Equity promotes consistent, systemic, and equitable access to comprehensive services and systems for everyone, including people who are African American, Black, Latino, Hispanic, Indigenous, American Indian, Alaska Native, Asian American, Pacific Islander, or other people of color; members of religious minorities; people who are LGBTQ+; people with disabilities; people who live in rural areas; and people adversely affected by persistent poverty or other forms of inequality.

Equity means ensuring:

  • An anti-bias and nurturing environment where children, families, and staff feel seen, heard, and acknowledged, and where they have a sense of belonging and a connection to their community. 
  • Resources, opportunities, systems, policies, and supports that enable each child to reach their highest level of learning and life potential and that enable all providers, staff, and families to reach their highest level of life potential.   
  • Program-level protective, promotive, and supportive factors, including effective and inclusive program leadership and governance practices that operate with a social justice lens; culturally sensitive parent and family engagement; developmentally, culturally and linguistically appropriate teaching and learning practices; and facilitated access to high-quality health and behavioral health services for children, families, and staff.
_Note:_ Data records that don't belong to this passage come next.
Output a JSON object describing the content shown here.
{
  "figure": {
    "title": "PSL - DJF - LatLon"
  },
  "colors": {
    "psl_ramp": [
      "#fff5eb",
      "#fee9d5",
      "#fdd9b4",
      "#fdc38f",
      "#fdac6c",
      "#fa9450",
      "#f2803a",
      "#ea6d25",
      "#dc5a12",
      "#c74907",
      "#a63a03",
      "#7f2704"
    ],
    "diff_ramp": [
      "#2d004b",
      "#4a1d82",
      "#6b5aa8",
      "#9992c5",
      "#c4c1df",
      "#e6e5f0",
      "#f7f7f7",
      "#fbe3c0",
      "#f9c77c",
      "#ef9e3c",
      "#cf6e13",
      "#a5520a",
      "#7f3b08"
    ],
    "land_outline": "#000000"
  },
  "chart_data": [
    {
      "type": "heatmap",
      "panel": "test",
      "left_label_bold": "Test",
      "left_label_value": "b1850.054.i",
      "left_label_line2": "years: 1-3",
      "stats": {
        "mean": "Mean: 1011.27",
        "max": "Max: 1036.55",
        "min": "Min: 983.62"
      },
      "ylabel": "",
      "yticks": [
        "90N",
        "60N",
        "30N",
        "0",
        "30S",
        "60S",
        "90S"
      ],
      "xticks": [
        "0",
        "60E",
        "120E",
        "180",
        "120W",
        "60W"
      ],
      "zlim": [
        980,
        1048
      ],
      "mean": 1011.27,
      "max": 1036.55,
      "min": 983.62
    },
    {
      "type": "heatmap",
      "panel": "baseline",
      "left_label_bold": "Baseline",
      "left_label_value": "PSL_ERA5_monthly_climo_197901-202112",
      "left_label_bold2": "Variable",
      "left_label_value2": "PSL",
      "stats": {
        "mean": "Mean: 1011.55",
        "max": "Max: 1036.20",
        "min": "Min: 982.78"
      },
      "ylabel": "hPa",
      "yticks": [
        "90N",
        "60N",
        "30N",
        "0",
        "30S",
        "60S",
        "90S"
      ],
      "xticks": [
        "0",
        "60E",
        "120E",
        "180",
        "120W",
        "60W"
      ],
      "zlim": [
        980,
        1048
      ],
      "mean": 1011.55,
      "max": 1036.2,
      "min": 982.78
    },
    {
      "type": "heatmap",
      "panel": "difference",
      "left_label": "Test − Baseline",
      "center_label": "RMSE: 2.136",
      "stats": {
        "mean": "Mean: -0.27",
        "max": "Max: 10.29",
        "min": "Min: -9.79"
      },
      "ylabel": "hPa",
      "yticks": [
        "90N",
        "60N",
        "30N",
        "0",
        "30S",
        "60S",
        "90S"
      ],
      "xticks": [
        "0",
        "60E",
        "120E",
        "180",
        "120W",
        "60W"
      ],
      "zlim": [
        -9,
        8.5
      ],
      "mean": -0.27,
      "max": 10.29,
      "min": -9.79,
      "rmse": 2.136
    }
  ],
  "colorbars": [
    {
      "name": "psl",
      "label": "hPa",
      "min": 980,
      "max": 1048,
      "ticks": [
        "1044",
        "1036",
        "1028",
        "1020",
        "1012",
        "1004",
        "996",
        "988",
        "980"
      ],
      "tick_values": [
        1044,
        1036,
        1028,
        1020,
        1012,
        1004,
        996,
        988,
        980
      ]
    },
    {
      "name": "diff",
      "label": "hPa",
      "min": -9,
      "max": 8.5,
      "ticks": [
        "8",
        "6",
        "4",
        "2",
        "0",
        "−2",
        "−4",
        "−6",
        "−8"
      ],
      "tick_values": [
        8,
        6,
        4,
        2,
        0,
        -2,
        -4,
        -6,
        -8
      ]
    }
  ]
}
  • A commitment to meaningfully engage the voices of the communities that have been historically marginalized and that are served across early childhood and school-age care systems. These systems include local Early Head Start; Head Start; Migrant and Seasonal Head Start; American Indian and Alaska Native Head Start; child care in all systems, including state, territory, and tribal systems; and child care in all settings, including family child care homes and family, friend, and neighbor care.